27737
An Integrative Approach of Visual Functions in ASD

Poster Presentation
Friday, May 11, 2018: 5:30 PM-7:00 PM
Hall Grote Zaal (de Doelen ICC Rotterdam)
K. Kovarski1, M. Latinus2, J. Malvy3, F. Bonnet-Brilhault4 and M. Batty5, (1)UMR 930 INSERM, University of Tours, Tours, France, (2)UMR INSERM U930, Tours, France, (3)CHRU Tours, Tours, France, (4)UMR 1253, iBrain, Université de Tours, Inserm, Tours, France, (5)Centre d’Etudes et de Recherches en Psychopathologie et Psychologie de la Santé, Université de Toulouse - Jean Jaurès, Toulouse Cedex 9, France
Background:

Visual perception is atypical in children with ASD at many stages from oculomotor functions to cerebral processing.
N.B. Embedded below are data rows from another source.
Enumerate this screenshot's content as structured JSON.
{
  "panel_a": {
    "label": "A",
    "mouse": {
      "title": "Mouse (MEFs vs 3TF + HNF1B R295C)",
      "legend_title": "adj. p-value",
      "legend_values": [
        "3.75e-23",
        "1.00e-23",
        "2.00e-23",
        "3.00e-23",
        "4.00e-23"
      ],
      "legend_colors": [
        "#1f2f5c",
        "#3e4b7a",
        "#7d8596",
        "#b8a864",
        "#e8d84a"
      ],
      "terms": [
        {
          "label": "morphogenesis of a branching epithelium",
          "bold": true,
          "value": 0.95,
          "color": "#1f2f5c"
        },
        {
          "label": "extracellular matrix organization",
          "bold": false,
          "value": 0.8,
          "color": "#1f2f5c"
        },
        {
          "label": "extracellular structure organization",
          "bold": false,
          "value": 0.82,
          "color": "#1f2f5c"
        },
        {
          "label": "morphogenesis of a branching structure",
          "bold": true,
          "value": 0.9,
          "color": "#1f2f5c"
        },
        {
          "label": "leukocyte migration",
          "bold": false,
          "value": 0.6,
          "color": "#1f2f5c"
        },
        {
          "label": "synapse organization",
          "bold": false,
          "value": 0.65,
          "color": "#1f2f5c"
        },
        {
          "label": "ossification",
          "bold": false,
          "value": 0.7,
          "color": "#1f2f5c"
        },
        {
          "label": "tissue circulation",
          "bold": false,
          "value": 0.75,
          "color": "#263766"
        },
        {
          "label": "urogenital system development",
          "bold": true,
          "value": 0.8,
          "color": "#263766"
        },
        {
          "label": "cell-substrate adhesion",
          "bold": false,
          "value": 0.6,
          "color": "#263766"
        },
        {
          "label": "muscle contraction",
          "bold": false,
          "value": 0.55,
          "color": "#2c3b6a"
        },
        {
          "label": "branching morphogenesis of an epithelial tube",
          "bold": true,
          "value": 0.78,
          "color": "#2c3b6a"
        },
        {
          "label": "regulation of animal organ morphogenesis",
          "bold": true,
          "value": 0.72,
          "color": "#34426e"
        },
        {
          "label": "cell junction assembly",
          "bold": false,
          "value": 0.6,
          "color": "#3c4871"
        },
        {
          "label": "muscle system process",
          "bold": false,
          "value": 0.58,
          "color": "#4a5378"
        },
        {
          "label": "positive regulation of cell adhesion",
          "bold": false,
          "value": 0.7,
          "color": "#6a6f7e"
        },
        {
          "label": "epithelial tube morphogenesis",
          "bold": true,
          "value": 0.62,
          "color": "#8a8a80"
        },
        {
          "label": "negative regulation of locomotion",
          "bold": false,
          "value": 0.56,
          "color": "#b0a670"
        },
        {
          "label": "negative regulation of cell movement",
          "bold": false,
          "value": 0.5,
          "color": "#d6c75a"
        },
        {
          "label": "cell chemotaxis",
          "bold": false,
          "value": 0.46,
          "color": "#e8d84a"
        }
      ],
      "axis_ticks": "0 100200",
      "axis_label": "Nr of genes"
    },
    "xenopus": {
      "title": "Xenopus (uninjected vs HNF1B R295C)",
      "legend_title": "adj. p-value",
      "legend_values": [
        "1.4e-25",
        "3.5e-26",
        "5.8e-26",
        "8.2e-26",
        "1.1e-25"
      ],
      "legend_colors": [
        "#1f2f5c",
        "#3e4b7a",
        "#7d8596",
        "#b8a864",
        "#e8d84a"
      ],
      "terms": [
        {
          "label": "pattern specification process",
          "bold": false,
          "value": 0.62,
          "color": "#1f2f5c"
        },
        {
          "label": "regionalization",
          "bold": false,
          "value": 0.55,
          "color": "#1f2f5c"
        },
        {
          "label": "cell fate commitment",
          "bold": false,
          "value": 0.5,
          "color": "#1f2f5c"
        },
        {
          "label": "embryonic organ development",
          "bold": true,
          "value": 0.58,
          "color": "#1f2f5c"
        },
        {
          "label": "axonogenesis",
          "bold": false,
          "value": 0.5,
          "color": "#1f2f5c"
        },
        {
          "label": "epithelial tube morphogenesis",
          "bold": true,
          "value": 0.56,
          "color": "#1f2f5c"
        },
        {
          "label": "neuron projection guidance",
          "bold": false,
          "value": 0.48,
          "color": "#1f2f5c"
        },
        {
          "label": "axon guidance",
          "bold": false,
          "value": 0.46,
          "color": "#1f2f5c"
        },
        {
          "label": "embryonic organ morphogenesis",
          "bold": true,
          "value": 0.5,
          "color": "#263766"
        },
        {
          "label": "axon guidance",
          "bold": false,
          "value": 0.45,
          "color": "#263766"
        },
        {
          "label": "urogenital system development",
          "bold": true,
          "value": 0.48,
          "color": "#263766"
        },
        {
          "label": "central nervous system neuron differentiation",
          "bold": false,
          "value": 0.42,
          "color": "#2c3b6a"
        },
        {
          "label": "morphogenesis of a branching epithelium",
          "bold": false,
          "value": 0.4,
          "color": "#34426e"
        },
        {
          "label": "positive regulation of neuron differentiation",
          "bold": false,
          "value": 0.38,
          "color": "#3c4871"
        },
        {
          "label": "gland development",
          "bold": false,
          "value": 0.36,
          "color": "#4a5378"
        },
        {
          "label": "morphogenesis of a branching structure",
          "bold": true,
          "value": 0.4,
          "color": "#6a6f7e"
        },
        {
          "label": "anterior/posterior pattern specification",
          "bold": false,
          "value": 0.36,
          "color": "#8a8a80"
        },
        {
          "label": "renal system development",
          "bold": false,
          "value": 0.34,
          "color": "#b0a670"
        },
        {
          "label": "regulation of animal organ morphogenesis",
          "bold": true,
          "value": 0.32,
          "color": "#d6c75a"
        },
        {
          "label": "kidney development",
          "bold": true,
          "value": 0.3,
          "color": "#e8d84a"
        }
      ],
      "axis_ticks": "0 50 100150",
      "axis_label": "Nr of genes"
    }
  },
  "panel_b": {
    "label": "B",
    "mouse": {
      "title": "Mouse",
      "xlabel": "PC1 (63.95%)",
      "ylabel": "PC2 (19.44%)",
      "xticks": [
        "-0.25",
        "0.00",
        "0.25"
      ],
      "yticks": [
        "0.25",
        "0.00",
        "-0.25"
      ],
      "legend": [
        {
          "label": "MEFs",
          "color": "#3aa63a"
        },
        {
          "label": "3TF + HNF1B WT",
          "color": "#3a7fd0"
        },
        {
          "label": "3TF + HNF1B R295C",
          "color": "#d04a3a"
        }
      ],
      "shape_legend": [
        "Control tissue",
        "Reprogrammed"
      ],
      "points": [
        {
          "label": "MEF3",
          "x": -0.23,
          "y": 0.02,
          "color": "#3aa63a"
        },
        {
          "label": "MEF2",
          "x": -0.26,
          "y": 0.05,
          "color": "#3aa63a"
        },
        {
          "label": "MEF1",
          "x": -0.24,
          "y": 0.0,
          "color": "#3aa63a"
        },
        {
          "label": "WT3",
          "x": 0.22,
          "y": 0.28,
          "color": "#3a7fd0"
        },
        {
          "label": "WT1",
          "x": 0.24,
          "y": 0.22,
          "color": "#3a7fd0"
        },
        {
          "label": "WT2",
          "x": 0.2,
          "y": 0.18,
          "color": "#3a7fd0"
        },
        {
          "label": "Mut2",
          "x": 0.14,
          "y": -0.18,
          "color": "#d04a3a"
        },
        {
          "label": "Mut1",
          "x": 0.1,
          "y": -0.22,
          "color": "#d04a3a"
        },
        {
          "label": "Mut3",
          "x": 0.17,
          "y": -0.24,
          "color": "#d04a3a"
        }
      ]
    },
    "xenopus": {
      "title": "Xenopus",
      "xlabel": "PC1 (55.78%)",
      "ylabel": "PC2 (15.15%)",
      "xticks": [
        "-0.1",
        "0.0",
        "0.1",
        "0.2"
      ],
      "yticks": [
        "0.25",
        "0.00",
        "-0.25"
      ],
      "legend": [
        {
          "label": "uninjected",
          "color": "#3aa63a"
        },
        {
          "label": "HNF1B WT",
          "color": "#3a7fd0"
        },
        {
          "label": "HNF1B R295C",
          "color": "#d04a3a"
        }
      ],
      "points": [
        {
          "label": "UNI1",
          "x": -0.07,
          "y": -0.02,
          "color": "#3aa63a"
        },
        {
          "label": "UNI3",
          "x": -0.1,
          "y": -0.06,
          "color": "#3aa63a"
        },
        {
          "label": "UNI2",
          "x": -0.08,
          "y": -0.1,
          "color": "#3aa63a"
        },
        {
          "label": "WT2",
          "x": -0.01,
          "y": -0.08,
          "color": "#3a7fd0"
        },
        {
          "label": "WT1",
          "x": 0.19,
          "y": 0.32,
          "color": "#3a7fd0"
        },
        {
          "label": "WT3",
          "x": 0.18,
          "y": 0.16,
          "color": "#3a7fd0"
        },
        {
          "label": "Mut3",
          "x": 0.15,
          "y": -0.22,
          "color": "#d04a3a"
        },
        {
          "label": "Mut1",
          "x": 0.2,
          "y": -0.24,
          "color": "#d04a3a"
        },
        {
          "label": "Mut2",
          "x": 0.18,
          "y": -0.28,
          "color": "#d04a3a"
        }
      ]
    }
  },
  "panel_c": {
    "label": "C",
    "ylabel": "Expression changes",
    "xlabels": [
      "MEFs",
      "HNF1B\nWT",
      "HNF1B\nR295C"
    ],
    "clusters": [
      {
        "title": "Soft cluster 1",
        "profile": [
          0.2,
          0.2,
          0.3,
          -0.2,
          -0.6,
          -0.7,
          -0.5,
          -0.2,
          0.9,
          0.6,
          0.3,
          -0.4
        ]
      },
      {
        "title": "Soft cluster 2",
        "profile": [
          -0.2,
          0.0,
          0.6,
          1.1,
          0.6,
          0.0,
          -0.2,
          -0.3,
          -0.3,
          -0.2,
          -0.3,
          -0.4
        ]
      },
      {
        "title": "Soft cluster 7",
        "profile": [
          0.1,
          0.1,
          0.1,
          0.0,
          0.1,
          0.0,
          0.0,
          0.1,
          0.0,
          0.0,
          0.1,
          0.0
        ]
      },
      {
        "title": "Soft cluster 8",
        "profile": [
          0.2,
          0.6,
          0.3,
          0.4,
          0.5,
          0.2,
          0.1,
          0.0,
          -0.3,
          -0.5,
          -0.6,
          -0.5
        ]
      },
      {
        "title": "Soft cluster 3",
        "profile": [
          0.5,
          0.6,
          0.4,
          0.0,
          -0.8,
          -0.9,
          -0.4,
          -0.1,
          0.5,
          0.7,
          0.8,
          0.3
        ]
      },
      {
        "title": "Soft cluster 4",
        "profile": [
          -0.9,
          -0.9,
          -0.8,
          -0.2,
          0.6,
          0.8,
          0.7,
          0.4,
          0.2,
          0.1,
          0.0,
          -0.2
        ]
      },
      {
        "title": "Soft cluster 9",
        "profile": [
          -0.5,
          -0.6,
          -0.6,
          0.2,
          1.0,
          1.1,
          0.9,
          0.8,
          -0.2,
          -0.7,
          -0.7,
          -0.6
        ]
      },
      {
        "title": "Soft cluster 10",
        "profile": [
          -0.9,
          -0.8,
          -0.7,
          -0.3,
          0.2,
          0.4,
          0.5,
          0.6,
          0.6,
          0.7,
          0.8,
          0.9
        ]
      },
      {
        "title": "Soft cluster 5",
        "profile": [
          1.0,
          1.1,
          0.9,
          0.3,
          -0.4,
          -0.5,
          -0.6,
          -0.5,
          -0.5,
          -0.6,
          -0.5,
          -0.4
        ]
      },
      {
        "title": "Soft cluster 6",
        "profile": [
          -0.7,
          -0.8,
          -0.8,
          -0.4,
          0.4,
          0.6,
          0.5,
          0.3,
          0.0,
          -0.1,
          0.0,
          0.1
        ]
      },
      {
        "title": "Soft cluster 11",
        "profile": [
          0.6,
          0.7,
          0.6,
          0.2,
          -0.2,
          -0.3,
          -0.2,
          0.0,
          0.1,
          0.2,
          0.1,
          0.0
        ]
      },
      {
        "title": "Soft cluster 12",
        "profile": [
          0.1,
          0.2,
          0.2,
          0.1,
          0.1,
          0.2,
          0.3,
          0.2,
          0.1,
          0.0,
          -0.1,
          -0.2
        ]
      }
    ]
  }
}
ASD children present more ophthalmological disturbances, faster saccades and atypical early brain responses to social and non-social stimuli. A number of studies have recently suggested that sensory processing might play a crucial role in social disturbances. However, few studies have investigated the relationship between impairements in fixation, saccades and the underlying brain responses recorded by EEG.

Objectives:

The current analysis aims at investigating whether impairments in high-level perception are the consequence of low-level sensory dysfunctions and to quantify their respective influence.

Methods:

After ophthalmological examination, thirteen children with ASD with normal vision completed several tasks conceived to investigate visual perception at different stages. Children were aged from 42 to 130 months (mean age ± standard deviation: 78.4 ± 29.2 months). Because several children presented an intellectual delay, all tasks were passive, and no explicit instruction was given to the participants. The tasks included the recording of visual evoked potentials to pattern reversal stimulation and to emotional faces. Moreover, two eye tracking tasks were designed to investigate i) fixation and ii) saccade metrics. For the ERPs studies, latency of the N170 and amplitudes of N75 and P1 for pattern-reversal stimulation and P1 and N170 for faces were measured in each child. For the oculomotor tasks, we focused on number of fixations and fixation duration in the fixation task, and the time to reach the target and the precision of the saccades in the prosaccade task. These parameters were entered in a principal component analysis.

Results:

The principal component analysis revealed that two components explained about 52% of the variability between the thirteen children. The first component was summarised mainly by the number of fixations, and the amplitudes of early visual evoked potentials (N75, P1 and N170) regardless of them being evoked by a social or non-social stimulation. The second component had larger weights on N170 amplitude and latency as well as saccade precisions. None of the components correlated with clinical scores such as ADOS or CARS. Future analyses will look at whether weighting the atypicalities found at each processing step influence the next step of processing at the individual level, therefore providing an individualised approach to bridge between clinical and research findings.

Conclusions:

These data highlights a strong link between oculomotor functions and visual evoked potentials in ASD, regardless of the stimuli being social or not. Moreover, the latency and amplitude of the N170 seems to depend on the ability of the child to reach the point of interest with accuracy, and fixate on it. This analysis strategy allows to determine the weights of low-level atypicalities on social difficulties. It further demonstrates the importance of controlling for sensory impairments (from ophthalmologic pathologies to oculomotor behaviour) in research looking at higher functions in ASD.